The numbers also connect to a bigger astrophysical puzzle. The mass of oMEGACat BH-2 is unusual because it sits in a “mass gap” that has only become apparent in the last eleven years of gravitational-wave detections. Gravitational waves come from merging stellar-mass black holes. In those detections, black holes with masses between 2.5 times the mass of the sun (the theoretical limit for neutron stars) and five solar masses are conspicuously absent. Yet oMEGACat BH-2 lands inside that missing range. That means it can help explain how black hole formation and the dynamical building of binaries really work in dense environments like Omega Centauri.
The executives-style takeaway is that this one detection changes how future signals should be interpreted, because it tightens the link between “what we see” and “what models assume.” Anil Seth, also from the University of Utah, highlighted the uncertainty around black hole physics and formation, and specifically the need to understand forming black holes and then dynamically forming binaries. Those processes affect how scientists interpret gravitational-wave events, and environments like Omega Centauri are considered primary places where binaries merge and create those waves. There’s also a chemical angle: Omega Centauri stars are more primitive than the sun, with fewer elements heavier than hydrogen and helium. That matters because the progenitor star’s heavy-element content influences what kind of compact remnant forms when the star explodes as a supernova.
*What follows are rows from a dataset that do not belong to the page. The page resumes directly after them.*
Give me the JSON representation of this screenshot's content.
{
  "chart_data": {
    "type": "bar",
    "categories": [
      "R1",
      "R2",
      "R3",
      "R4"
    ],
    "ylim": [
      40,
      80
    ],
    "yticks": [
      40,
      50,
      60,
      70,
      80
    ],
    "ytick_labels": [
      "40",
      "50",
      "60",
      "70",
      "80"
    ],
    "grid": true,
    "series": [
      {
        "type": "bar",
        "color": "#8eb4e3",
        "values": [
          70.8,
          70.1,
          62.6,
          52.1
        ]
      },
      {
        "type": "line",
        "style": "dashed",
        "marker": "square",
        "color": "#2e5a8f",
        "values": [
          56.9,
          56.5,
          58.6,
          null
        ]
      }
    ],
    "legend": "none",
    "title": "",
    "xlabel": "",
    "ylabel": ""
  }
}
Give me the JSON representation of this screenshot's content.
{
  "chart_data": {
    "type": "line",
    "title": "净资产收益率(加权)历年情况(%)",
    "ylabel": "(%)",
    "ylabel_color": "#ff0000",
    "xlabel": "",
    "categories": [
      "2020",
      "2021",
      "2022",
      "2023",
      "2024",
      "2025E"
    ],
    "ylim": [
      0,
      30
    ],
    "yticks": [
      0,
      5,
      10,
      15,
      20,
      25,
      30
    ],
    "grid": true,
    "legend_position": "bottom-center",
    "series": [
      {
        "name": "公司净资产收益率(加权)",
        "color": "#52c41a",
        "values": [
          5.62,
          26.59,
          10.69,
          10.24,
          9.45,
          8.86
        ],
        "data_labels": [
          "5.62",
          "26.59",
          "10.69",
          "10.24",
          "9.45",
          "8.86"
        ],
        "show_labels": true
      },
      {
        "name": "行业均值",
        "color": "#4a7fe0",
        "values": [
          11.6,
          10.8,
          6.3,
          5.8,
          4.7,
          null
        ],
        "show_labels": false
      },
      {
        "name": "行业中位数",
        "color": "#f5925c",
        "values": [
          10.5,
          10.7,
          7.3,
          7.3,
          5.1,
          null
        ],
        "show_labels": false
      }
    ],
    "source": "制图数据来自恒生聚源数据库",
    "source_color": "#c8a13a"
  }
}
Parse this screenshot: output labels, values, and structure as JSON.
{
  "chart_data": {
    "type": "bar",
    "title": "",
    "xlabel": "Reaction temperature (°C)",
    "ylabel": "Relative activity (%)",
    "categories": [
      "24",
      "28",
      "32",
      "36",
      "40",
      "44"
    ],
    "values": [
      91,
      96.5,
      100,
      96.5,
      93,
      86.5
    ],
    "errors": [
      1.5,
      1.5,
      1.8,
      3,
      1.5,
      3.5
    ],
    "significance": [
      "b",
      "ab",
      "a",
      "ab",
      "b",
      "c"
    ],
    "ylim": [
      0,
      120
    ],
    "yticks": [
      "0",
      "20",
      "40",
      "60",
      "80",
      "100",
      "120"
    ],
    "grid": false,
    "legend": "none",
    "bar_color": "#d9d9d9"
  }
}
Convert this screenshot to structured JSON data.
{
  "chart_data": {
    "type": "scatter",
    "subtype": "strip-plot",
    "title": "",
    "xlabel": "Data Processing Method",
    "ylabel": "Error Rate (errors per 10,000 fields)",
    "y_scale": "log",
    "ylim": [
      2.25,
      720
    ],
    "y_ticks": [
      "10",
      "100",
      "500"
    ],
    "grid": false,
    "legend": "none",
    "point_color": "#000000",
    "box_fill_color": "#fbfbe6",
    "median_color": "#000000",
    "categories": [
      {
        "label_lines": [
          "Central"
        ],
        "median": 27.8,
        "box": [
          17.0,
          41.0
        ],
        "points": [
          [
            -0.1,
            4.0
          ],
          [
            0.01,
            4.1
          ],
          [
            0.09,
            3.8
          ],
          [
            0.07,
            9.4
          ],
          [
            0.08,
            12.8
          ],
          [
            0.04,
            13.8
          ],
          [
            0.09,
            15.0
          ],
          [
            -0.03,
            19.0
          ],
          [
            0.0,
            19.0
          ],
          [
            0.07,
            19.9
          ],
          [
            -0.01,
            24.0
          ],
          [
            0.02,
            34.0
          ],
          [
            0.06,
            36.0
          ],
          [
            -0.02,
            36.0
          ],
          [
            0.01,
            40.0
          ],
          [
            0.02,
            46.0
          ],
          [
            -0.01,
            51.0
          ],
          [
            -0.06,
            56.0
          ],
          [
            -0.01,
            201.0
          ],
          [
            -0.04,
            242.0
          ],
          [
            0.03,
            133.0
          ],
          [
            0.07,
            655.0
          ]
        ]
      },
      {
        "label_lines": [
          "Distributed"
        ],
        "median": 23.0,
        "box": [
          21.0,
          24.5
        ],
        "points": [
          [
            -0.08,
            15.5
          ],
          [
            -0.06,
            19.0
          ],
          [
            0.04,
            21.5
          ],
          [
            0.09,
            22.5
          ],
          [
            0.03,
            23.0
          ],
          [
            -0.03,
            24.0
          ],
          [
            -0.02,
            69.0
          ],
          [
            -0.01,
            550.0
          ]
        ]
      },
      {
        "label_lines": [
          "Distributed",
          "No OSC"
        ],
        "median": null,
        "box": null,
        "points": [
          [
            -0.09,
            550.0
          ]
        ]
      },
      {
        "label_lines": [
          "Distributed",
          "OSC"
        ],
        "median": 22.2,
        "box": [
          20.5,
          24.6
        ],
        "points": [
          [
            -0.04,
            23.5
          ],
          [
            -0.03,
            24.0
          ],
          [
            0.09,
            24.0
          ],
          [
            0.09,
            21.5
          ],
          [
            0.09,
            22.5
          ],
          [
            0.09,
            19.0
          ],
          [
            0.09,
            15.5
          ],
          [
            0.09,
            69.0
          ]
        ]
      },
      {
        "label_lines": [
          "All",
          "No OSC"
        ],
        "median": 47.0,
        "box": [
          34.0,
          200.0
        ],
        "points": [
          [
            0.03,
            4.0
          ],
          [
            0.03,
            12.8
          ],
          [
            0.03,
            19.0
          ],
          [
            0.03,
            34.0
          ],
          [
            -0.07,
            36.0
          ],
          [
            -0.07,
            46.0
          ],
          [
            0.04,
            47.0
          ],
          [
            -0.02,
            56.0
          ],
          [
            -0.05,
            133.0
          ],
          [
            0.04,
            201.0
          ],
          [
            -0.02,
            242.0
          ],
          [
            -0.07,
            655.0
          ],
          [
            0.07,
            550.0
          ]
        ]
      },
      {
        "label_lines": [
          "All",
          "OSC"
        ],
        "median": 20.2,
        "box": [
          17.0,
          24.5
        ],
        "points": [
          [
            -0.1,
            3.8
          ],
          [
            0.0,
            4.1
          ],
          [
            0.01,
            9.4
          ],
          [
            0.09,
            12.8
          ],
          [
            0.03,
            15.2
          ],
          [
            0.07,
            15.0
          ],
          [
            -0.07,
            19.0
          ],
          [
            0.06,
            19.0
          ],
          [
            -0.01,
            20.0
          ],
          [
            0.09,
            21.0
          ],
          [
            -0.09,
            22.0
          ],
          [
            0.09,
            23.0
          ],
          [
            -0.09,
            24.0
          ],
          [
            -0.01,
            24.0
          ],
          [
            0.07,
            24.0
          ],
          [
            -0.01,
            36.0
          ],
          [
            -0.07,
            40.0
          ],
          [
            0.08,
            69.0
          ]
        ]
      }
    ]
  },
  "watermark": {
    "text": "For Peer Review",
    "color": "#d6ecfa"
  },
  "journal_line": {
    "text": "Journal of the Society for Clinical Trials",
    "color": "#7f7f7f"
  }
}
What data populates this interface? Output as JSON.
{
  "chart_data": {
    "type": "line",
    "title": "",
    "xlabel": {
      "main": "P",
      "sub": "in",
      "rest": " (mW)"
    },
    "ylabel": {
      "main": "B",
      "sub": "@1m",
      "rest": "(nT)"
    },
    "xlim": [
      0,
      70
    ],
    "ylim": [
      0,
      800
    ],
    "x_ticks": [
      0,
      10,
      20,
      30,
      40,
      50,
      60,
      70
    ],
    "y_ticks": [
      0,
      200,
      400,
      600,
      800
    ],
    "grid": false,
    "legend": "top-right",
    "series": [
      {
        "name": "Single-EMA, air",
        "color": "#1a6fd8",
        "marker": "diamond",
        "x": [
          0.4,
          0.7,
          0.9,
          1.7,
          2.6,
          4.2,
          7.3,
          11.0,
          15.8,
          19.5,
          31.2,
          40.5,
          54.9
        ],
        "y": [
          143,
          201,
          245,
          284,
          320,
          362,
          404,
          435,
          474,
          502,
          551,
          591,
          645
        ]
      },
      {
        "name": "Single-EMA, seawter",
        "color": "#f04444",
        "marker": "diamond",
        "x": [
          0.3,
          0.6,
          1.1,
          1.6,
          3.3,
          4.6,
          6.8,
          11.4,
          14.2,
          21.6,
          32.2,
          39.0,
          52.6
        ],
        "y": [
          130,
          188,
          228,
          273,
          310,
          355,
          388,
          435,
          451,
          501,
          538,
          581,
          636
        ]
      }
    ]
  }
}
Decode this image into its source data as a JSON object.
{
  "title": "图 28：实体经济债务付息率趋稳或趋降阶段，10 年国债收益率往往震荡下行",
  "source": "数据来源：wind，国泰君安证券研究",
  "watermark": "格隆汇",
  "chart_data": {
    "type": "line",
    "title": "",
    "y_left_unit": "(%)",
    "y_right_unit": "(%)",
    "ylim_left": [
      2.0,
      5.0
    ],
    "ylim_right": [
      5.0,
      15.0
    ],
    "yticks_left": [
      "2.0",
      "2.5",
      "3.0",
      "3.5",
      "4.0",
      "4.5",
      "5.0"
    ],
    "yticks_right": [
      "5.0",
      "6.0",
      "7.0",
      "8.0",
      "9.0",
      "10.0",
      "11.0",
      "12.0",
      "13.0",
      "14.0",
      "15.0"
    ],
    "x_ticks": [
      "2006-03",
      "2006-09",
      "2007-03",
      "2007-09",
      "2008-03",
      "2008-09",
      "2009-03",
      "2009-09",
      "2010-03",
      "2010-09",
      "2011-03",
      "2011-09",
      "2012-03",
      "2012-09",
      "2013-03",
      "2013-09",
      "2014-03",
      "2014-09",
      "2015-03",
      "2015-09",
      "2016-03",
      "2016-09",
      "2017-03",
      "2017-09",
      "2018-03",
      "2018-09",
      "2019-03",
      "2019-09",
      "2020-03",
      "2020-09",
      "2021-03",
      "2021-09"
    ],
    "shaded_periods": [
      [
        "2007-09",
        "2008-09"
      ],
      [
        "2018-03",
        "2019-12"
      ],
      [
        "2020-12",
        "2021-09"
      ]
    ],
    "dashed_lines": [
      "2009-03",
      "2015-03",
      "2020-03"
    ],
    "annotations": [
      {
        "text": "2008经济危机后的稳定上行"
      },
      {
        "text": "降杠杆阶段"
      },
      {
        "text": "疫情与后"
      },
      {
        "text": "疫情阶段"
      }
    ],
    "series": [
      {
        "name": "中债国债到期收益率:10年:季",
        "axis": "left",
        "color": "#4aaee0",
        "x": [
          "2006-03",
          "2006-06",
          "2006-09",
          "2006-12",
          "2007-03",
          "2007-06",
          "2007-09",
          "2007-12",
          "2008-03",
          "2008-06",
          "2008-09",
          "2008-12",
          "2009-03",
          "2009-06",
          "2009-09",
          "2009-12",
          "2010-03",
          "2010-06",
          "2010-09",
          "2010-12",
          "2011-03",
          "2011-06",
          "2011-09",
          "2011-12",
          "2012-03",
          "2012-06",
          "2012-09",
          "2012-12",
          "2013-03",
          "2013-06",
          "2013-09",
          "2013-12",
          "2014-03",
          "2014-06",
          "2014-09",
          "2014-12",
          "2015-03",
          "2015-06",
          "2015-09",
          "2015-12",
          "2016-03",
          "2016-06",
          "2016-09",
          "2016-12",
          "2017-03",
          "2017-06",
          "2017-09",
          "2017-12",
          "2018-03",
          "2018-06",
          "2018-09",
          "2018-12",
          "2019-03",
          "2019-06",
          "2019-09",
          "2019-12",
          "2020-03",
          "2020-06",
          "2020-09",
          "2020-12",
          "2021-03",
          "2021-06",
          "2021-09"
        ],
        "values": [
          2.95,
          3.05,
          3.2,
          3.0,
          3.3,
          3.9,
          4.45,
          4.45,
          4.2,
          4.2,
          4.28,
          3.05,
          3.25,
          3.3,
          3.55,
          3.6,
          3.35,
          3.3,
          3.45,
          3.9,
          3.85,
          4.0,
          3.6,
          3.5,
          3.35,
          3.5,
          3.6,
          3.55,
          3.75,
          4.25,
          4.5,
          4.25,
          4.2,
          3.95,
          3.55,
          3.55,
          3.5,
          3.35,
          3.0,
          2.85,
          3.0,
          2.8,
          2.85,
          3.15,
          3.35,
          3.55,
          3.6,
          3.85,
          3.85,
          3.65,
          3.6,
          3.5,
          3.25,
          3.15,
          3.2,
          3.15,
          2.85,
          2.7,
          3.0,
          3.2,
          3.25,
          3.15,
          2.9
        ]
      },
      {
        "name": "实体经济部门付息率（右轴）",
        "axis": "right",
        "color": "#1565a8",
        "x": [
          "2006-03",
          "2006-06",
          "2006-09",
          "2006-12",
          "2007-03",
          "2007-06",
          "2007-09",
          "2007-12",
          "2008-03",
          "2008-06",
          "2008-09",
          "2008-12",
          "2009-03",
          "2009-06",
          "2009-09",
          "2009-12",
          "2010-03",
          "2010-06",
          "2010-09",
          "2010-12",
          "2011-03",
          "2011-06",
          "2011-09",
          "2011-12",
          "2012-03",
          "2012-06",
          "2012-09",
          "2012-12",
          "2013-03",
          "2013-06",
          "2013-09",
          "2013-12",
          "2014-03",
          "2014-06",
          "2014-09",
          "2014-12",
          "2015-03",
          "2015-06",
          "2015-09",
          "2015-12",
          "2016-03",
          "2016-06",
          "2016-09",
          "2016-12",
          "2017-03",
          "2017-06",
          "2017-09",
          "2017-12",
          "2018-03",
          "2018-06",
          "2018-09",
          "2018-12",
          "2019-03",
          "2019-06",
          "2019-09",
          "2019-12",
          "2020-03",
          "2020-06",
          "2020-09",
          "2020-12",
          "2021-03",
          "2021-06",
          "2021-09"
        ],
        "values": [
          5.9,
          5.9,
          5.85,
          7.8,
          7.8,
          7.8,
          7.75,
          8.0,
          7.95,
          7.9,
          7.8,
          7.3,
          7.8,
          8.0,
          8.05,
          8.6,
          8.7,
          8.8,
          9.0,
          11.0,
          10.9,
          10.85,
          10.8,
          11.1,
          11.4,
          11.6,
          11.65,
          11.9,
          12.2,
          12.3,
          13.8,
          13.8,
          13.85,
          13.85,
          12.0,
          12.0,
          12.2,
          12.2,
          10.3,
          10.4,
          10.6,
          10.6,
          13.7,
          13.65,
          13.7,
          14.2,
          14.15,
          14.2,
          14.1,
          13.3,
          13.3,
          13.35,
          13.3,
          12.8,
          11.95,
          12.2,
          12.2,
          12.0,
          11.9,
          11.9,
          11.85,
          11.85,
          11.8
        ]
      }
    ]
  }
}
Seth points to the complication directly: oMEGACat BH-2’s progenitor contained few heavy elements, so “we need to figure out how that happens.”
And the story is not just “one and done.” Over time, this specific companion star is not guaranteed to stay bound. Because Omega Centauri is crowded, within another billion years encounters with other stars will probably pluck the black hole’s companion away. Meanwhile, Whitaker’s team continues using Hubble and JWST data to find more stellar-mass black holes in Omega Centauri. There’s also a forward-looking instrument angle: the NASA Nancy Grace Roman Space Telescope is expected to launch later this year, with plans to image the crowded galactic bulge, including the galactic center, very regularly with Hubble-like resolution and a much wider field of view. Whitaker argues that Roman’s regular cadence could make it easier to find black hole binary systems like this one.
For decision-makers watching the frontier move, the strategic stake is simple: the “missing” black holes problem is now partially solvable in a way that can feed models of gravitational-wave sources. When your interpretation pipeline depends on population assumptions, one carefully measured object inside a suspected gap can ripple outward. In this case, the ripple starts with a star’s 94-year wobble, gets sharpened by two telescopes across 20 years, and lands on a 4.46-solar-mass black hole that changes what globular clusters might be able to produce.